Although there were no serious adverse events associated with this vaccine, acute vaccine reactions were common: 92% of patients reported an acute reaction, and 10%-22% (depending on the study site) reported grade 3 symptoms. The most bothersome – and unexpected – reactions involved viral seeding of joints and skin.

The joint problems manifested as arthritis, tenosynovitis, or bursitis that appeared at a median of 11 days after injection. The arthritis tended to affect one to four peripheral joints asymmetrically; pain was usually mild and dysfunction was usually moderate. Ten of the 11 affected patients in Geneva and both of the two (out of 60) affected patients at the other sites were symptom-free by 6 months. These findings “suggest a favorable long-term prognosis for these vaccine-induced arthritides,” Dr. Agnandji and his associates said.

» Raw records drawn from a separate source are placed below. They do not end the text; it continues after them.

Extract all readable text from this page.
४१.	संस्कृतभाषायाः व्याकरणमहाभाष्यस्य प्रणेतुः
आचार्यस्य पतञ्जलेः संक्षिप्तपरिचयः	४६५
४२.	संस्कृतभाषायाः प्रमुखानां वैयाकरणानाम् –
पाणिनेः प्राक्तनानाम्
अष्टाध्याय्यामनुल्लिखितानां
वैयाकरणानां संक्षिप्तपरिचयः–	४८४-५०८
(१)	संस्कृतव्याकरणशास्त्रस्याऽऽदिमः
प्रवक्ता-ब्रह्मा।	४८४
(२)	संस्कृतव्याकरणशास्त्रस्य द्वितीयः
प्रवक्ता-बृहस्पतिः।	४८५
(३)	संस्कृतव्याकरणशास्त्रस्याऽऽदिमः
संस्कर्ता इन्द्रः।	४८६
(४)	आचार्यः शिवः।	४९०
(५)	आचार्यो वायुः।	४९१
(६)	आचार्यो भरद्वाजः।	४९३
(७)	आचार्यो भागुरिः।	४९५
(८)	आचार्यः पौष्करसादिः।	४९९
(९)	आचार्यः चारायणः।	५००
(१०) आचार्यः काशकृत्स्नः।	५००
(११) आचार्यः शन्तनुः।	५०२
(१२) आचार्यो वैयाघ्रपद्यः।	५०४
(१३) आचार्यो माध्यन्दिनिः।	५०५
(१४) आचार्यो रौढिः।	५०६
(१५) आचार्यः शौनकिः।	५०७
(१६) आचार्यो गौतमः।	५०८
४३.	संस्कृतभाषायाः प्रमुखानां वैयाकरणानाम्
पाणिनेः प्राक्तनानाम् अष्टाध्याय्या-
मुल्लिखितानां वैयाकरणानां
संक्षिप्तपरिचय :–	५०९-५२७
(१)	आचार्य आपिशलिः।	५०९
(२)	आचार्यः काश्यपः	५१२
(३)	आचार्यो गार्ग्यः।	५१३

Three participants developed maculopapular rashes mainly affecting the limbs, which appeared at 7-9 days following injection and persisted for 1-2 weeks. The rash was accompanied by a few tender vesicles on fingers or toes. Synovial fluid extracted from affected joints and material recovered from skin vesicles showed the presence of rVSV.

Given that most adverse reactions occurred soon after vaccination, were of short duration, and were amenable to treatment, this vaccine demonstrated “a favorable risk-benefit balance,” they added.